Yota.jl is a package for reverse-mode automatic differentiation designed specifically for machine learning applications.
Usage
mutable struct Linear{T}
W::AbstractArray{T,2}
b::AbstractArray{T}
end
forward(m::Linear, X) = m.W * X
loss(m::Linear, X) = sum(forward(m, X))
m = Linear(rand(3,4), rand(3))
X = rand(4,5)
val, g = grad(loss, m, X)
where g
is an object of type GradientResult
holding gradients w.r.t. input variables. For scalars and tensors it returns gradient value, for structs it returns dictionary of (field path → gradient) pairs:
julia> g[1]
Dict{Tuple{Symbol},Array{Float64,2}} with 1 entry:
(:W,) => [3.38128 2.97142 2.39706 1.55525; 3.38128 2.97142 2.39706 1.55525; 3.38128 2.97142 2.39706 1.55525] # gradient w.r.t. m.W
julia> g[2] # gradient w.r.t. X
4×5 Array{Float64,2}:
0.910691 0.910691 0.910691 0.910691 0.910691
1.64994 1.64994 1.64994 1.64994 1.64994
1.81215 1.81215 1.81215 1.81215 1.81215
2.31594 2.31594 2.31594 2.31594 2.31594
GradientResult
can be used in conjunction with update!()
function to modify tensors and fields of (mutable) structs, see README for more details.
Features
- differentiation over scalars, tensors and structs designed to support PyTorch-like API
- easy to add custom derivatives
- Cassette-based tracer which avoids structural type constraints
- experimental GPU support via CuArrays
- performance-first implementation
Note that tracer is fully customizable and can be used independently of automatic differentiation.
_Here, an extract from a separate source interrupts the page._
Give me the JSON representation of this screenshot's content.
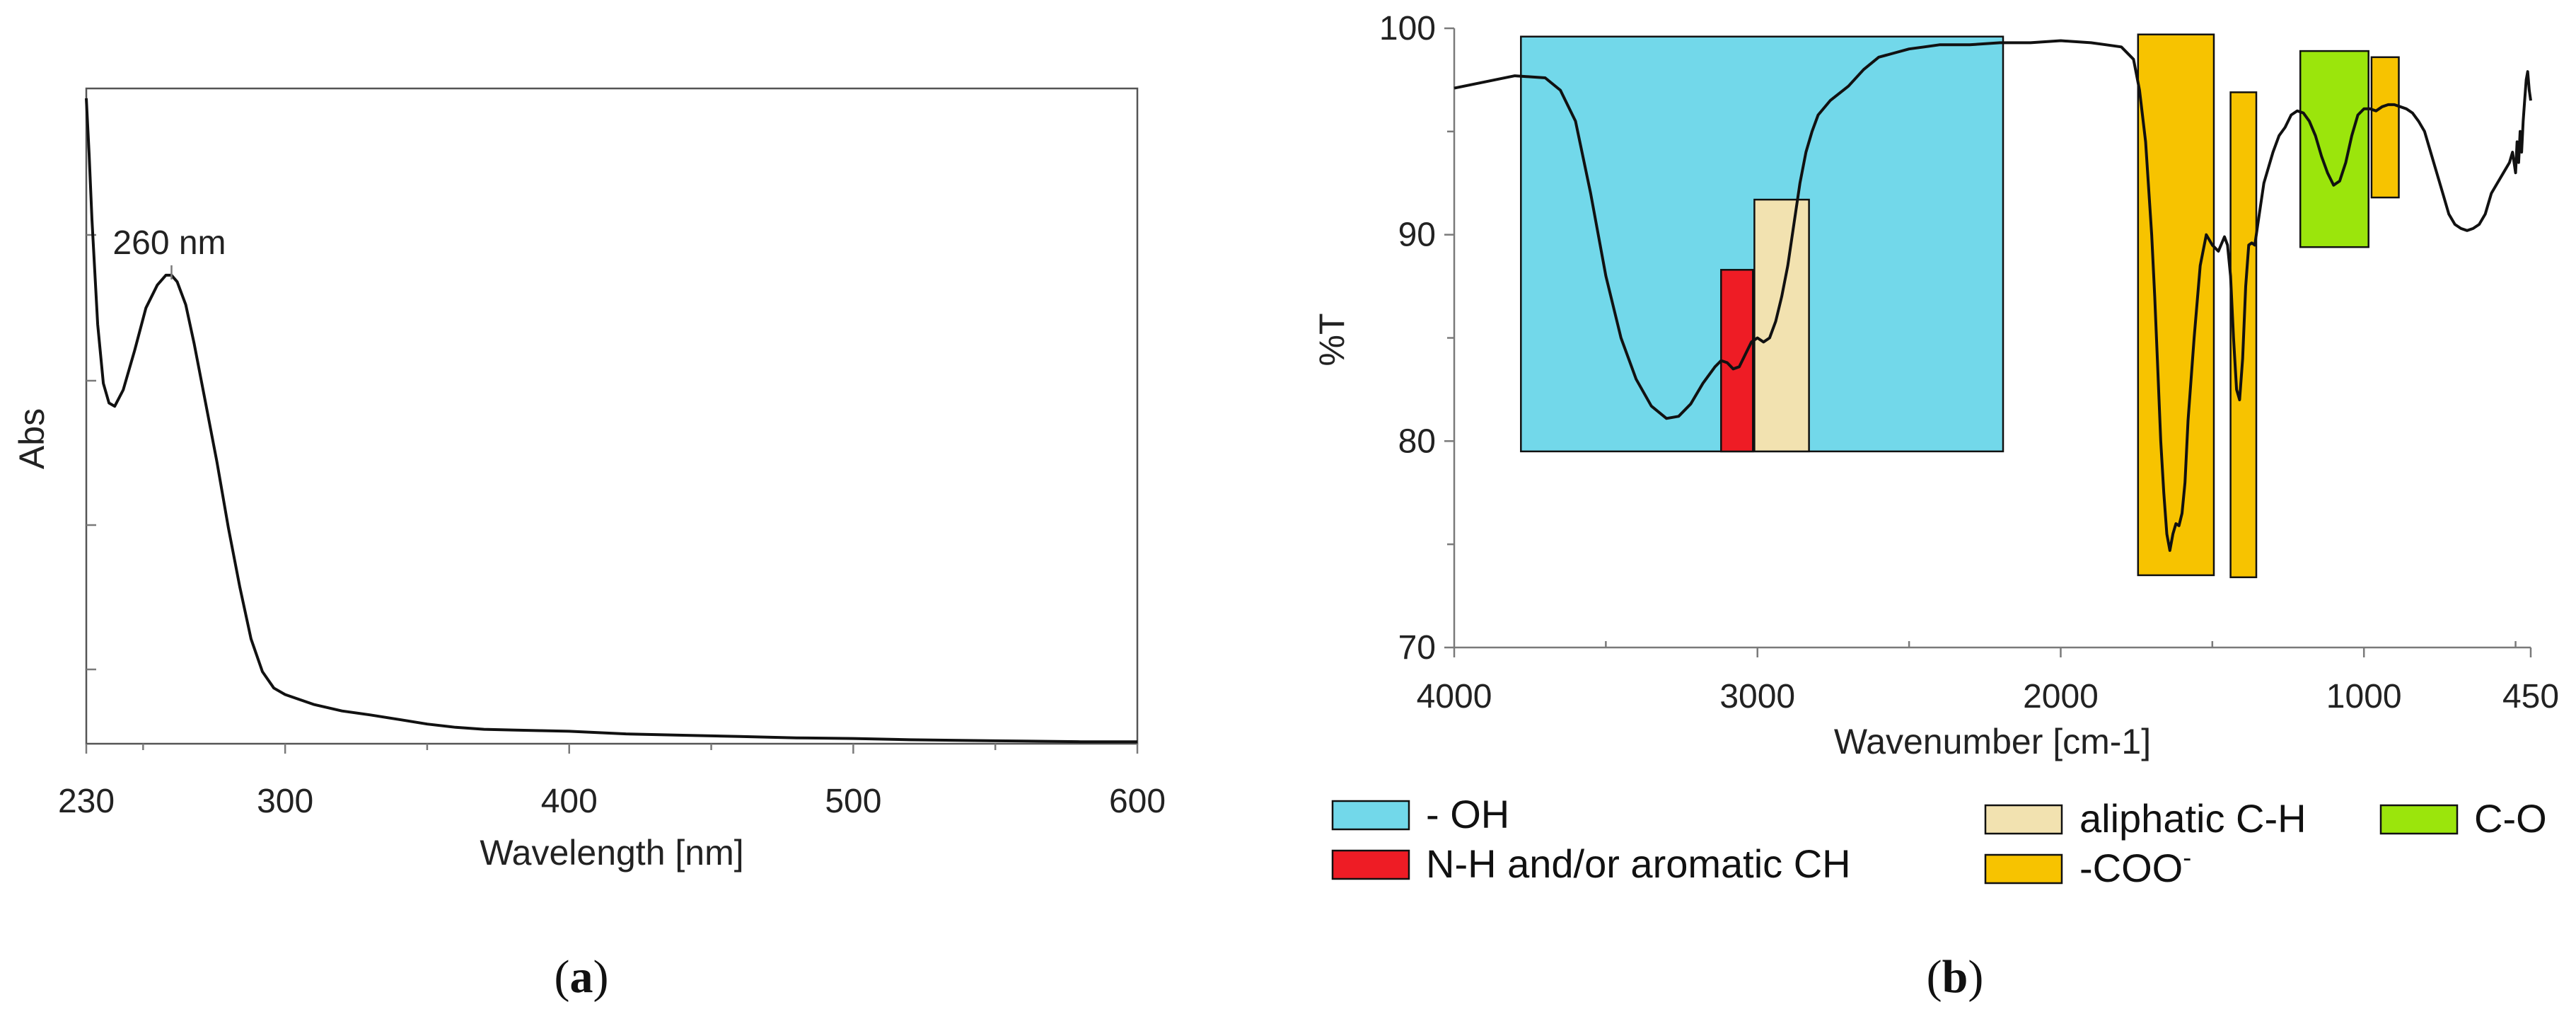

Again, see README for an example.
Performance
Comparison of autodiff implementations turns out to be unexpectedly hard because of different sets of supported features, different sets of primitives, etc. (e.g. see an attempt to compare it with Zygote.jl). However, Yota uses a number of proven optimizations from my previous autodiff packages, so generally performance of differentiation pass should be not larger than 2-3x compared to a call to the original function. To put it differently, if you see significant difference between automatic and manually-crafted differentiation, consider it a bug.
Comparison to other autodiff packages
Unlike Zygote, Yota emphasizes performance over flexiblity. While Zygote aims to support full dynamism of the Julia language, Yota restricts a user to a static graph consisting of analytical functions commonly used in ML. This way we can apply a number of optimizations including memory buffer pre-allocation, common subexpression elimination, etc.
Unlike Capstan, Yota is implemented Although I’ll be very curious to test Capstan when it’s shipped.
Also Yota doesn’t use tracked arrays or function overloading like AutoGrad, ReverseDiff or current Flux tracker and thus doesn’t hit ambiguity issues of multiple dispatch. The downside is that dynamic computational graphs become harder to implement and are currently not supported in Yota. For the curious, there’s also an older version of the package stored in YotaTracked and implemented similar to the mentioned libraries.
Feedback and bug reports are welcome!